I remember watching “Mr. Rogers’ Neighborhood” with my sister in the 1980’s, on the rare occasions we were allowed to watch television. We felt that his questions were directed through the screen to us personally. As he hung his coat, changed his shoes, and zipped up his cardigan, we, and thousands of kids just like us, settled in for a half hour of this kind man’s undivided attention.

That’s still all any of us want, I thought, watching the documentary; to feel heard, seen, loved and to be told that we are enough, just the way we are; scared, curious, unsure, confused, and still totally lovable. We are those same kids at heart.
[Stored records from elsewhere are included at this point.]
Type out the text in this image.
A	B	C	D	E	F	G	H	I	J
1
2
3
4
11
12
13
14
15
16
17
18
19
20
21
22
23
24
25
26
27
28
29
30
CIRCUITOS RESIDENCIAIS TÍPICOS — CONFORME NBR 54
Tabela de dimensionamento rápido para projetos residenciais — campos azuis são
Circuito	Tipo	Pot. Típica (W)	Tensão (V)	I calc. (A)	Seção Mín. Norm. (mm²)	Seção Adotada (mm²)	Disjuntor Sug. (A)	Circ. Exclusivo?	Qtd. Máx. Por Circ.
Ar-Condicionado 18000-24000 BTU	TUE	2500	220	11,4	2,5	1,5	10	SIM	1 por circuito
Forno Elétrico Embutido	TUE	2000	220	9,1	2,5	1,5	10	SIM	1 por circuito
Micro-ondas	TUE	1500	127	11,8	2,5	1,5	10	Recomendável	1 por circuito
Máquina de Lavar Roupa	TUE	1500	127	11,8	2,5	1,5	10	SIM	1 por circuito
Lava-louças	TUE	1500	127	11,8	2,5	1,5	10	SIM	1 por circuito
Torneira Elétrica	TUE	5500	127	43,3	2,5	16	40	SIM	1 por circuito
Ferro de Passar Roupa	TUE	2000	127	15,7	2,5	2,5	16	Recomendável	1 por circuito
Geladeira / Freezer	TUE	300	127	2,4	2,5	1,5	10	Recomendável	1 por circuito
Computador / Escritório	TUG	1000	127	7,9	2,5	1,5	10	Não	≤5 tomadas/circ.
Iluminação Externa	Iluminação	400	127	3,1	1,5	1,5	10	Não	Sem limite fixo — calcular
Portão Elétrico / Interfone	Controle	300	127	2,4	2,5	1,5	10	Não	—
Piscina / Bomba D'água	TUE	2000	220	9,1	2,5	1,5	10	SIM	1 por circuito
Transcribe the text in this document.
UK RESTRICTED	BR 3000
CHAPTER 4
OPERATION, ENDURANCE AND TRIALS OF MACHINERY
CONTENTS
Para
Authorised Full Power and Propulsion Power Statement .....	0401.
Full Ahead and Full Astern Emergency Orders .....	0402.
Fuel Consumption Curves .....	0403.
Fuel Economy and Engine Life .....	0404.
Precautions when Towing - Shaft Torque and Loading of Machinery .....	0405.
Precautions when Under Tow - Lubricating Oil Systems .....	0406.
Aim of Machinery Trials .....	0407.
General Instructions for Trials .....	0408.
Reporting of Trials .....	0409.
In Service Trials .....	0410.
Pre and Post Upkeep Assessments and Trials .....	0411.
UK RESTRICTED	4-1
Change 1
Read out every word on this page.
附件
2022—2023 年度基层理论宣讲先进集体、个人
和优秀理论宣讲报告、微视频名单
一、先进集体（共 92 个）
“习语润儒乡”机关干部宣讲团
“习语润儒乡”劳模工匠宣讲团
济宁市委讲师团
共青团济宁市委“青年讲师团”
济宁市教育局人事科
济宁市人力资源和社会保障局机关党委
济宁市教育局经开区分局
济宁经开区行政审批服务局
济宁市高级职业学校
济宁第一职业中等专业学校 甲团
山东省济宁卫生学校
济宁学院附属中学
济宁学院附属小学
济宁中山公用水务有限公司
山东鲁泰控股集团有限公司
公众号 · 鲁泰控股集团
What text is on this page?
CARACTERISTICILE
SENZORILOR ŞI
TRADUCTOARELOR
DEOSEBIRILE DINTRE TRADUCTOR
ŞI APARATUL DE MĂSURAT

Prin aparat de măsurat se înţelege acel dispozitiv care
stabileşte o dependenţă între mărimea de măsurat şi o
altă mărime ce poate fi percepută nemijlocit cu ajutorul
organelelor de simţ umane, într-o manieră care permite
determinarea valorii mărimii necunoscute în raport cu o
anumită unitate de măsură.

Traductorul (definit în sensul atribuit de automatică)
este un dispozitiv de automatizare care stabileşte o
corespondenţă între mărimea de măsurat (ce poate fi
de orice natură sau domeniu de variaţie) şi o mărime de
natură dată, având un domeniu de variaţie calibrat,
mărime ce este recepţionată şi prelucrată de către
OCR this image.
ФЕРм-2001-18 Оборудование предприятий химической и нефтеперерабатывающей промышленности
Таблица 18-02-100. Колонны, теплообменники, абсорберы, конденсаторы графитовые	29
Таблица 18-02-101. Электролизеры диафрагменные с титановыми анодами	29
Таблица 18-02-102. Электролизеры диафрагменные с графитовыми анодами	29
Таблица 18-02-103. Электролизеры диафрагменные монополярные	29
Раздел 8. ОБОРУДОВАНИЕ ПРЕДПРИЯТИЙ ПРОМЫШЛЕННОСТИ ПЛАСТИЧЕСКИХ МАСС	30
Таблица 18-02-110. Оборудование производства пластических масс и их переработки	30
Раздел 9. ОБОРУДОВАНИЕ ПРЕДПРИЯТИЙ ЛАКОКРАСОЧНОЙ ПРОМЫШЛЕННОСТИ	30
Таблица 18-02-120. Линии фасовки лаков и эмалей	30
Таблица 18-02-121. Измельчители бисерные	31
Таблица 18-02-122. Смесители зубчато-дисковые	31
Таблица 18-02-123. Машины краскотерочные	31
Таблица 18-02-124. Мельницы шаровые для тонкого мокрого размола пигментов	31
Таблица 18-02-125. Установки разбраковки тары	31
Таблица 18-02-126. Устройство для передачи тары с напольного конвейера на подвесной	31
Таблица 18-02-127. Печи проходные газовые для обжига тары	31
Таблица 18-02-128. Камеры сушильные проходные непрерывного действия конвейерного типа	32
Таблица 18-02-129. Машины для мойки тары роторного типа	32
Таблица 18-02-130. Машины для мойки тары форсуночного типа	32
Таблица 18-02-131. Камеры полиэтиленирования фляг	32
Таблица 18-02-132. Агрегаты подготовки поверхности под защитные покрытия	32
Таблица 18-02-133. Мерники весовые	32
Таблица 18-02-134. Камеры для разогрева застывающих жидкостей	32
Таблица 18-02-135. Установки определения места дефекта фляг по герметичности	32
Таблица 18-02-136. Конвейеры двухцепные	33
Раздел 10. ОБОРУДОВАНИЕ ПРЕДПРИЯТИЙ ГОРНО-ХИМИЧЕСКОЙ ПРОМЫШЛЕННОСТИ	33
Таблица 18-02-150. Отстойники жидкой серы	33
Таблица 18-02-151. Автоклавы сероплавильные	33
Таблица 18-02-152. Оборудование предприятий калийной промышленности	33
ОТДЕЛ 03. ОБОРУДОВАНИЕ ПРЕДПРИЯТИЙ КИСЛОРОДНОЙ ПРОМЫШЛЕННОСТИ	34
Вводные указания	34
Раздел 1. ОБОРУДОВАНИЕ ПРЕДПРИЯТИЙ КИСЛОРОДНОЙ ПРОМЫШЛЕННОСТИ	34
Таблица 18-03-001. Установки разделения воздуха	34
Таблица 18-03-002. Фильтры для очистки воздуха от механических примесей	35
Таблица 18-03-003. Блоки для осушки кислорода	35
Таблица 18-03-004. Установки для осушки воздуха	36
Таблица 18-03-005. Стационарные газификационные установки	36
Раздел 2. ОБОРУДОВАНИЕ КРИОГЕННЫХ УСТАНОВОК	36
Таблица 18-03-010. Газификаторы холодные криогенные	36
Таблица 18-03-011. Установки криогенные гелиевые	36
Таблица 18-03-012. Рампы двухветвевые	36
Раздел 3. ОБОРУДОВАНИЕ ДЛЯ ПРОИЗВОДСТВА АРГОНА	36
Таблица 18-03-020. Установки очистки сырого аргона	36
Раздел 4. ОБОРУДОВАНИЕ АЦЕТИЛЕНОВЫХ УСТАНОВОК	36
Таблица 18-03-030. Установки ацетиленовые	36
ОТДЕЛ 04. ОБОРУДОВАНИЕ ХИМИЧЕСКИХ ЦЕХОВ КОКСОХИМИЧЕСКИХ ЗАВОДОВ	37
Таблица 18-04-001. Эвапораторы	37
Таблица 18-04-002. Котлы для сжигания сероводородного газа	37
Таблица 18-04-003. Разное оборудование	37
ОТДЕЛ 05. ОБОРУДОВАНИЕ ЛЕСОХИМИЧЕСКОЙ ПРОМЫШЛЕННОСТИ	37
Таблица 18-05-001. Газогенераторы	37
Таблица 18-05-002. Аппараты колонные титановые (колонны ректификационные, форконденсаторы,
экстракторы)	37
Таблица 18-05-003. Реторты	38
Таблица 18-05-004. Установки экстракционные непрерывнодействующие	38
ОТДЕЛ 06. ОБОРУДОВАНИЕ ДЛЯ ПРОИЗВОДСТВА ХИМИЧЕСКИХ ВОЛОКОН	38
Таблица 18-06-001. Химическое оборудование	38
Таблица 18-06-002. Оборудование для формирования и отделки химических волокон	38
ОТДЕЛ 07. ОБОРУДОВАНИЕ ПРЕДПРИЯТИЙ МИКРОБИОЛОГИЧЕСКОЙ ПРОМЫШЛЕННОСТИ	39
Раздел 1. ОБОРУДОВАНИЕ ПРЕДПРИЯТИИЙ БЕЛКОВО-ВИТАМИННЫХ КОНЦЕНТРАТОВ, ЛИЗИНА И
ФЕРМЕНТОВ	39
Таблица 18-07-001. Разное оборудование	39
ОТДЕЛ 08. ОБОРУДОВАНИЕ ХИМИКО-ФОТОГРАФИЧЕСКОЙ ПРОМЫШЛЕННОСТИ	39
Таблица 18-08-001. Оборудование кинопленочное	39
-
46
Emerging from the theater, back into the heat of a late June afternoon and into the news of family separation at the border, I couldn’t help but wonder about a young Donald Trump and how different the world might be if he, and all children, could have grown up aware of their intrinsic worth and with the knowledge that there is nothing needed externally in order to prove that worth or to be loved.

The greatest thing we can do is to let someone know they are loved and are capable of loving.

-Fred Rogers

How different might the world be if we remembered that all we are here to do is to love and that we are given these wacky pods called families with whom to practice? With nothing to prove, no perceived internal lack to make up for, how might we act?

My mother would say to me, ‘look for the helpers. You will always find people who are helping.’ To this day, especially in times of disaster, I remember my mother’s words, and I am always comforted by realizing that there are still so many helpers-so many caring people in this world.

-Fred Rogers

While thousands of people around the country march today, to protest our government’s current policy of family separation at the border, I am with much of my family, together in Colorado for my cousin’s wedding. I can feel the presence of my beloved grandmother who would have been so happy to be here today. I think about all that families go through together, from death to divorce, elections, and illness and am beyond grateful to have been given my pod with whom to practice this thing called love.

Watercolor painting of me as a two year old, painted by my grandmother, Maryann Clarke.